Much of the night was spent with me in the kitchen, over a cup of cocoa, catching pieces of the conversations in the other room. People came and went—other cops, other military. I heard the blonde repairman in the hallway, talking to another military man:
“. . . doesn’t make sense. None of those combat subroutines should have been left in there. They were all scrubbed after the war. He’s no killer.”
“Yeah,” the other military man said, “I’m no killer either. And neither are you, right? But we were, back in Germany and Poland. And maybe, under the right circumstances . . . just maybe, if you pushed us the wrong way . . .”
“But he’s a robot. These are subroutines. Just programs. We wiped them.”
“Yeah, just programs. I know. And you know what? I woke up in a cold sweat a week ago.”
“Sure, it happens.”
“Yeah. It happens. But not always like this. I woke up in a cold sweat with a knife in my teeth, Jim. Crawling down the hallway on my belly.”
“Christ, Bill. No kidding?”
“On our new carpet, on my belly. Thank God nobody saw. Thank God I got the knife back in the kitchen drawer and climbed back into bed before my wife noticed the army hadn’t quite cleaned out my subroutines. Right, Jim?”
“Jesus. What a mess this thing is. It’ll be the end of the Fathers program. A dead kid.”
“I guess in my book, that trash can had a right to defend himself. But I suppose nobody will want to hear that. That’s between us.”
#
The cops came in and took a statement from me. They were real gentle, and kept telling me what a brave kid I was, even though I didn’t know what for. I hadn’t done anything the least bit brave, and I knew it.
I told them all I could, but it wasn’t much. Part of me still thought Archie was my friend.
Jesus, yer dumb.
The three greasers who burned Father got a few months in juvie: destruction of government property, mitigating circumstances, et cetera et cetera. Nobody could stomach giving them more, after they’d watched their friend die.
Archie got nothing at all. Nobody would rat. Why had the greasers gone after Father? They’d just seen him standing there, thought he was a piece of old junk it would be fun to smash into, that’s all. Stupid, a lark. Just some delinquent nonsense.
Archie smirked his way through every grilling the cops gave him. The eye patch? He’d clipped a tree branch in his hot rod. The malt? He just wanted to make a kid happy. What’s the crime? The phone call? C’mon—had the kid seen him make a phone call?
As far as anyone could prove, he just wanted to buy me a vanilla malt and take me for a ride in the Witch.
The Fathers were all recalled. The program was cancelled. I guess they scrubbed all their Father programming out, the way they had their war programming.

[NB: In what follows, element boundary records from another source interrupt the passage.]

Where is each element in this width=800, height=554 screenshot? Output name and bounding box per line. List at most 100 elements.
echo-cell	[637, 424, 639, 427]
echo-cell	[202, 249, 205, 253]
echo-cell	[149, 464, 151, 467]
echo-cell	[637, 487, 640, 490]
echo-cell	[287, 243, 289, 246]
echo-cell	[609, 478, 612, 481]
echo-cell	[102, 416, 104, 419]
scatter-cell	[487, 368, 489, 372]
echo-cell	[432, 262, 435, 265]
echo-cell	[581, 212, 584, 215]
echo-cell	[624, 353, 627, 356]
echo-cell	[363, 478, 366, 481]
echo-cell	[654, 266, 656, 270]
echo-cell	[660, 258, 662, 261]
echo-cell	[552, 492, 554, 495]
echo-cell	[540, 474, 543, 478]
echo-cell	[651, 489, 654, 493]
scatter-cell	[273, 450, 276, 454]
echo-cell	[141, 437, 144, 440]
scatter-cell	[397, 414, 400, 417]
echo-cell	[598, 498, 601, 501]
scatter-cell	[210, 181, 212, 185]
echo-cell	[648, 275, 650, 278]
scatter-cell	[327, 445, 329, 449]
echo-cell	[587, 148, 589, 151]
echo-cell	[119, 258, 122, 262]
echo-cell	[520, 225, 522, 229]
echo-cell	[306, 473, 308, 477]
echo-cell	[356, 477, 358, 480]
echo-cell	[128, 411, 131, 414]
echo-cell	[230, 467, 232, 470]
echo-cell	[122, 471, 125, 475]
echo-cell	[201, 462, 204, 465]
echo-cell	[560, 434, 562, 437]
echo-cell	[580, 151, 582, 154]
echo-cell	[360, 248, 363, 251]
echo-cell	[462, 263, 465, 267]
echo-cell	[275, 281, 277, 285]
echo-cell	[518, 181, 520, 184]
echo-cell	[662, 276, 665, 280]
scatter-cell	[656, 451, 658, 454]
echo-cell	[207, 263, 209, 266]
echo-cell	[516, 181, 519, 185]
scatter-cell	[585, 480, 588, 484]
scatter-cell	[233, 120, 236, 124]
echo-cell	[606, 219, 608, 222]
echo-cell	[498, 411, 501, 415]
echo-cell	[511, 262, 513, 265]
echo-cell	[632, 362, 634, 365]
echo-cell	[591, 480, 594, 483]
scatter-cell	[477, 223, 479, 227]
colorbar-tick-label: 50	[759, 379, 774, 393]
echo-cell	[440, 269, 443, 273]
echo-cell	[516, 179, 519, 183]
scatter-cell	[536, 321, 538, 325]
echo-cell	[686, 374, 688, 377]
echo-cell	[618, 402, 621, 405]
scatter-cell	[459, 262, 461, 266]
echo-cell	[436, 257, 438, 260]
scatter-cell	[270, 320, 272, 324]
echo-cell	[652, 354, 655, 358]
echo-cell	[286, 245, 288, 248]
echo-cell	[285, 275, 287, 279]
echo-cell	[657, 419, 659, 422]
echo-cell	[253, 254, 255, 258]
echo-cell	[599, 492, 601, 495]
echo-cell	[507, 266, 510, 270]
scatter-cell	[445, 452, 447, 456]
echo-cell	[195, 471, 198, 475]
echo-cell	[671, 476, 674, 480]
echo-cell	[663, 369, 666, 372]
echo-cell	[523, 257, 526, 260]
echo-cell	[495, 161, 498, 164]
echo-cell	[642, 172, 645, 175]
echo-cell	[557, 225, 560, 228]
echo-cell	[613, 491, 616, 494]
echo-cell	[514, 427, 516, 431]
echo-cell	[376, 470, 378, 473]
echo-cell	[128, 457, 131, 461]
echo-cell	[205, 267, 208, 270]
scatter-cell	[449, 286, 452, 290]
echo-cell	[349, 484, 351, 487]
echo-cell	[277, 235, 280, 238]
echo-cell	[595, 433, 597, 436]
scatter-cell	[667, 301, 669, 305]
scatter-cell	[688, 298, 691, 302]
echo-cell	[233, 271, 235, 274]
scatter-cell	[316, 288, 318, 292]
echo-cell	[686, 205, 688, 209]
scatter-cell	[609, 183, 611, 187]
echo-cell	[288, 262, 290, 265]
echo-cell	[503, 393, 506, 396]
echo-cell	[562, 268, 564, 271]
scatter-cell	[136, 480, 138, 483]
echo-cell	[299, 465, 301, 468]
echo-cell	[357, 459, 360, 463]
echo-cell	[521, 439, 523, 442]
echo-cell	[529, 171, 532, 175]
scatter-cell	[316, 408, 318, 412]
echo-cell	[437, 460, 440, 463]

Later, I heard they all ended up in the terraforming colonies on Mars, doing the heavy lifting and the dangerous repair jobs the colonists couldn’t do.
I wonder, sometimes, if they ever dream of their sons and daughters up there where they labor in the red dust. Of playing catch on crickety evenings back on Earth, of porch swings, of walking to the store for push-pops and orangesicles.
Jim, the VA repairman? He stuck around. And eventually, I got around to calling him Dad.
I never called him Father, though.
Even though we hit pop flies, and built rockets, and he helped me make a soap box derby car, and I came to love him.
I only had one Father. I had him for six months. I’d never have another.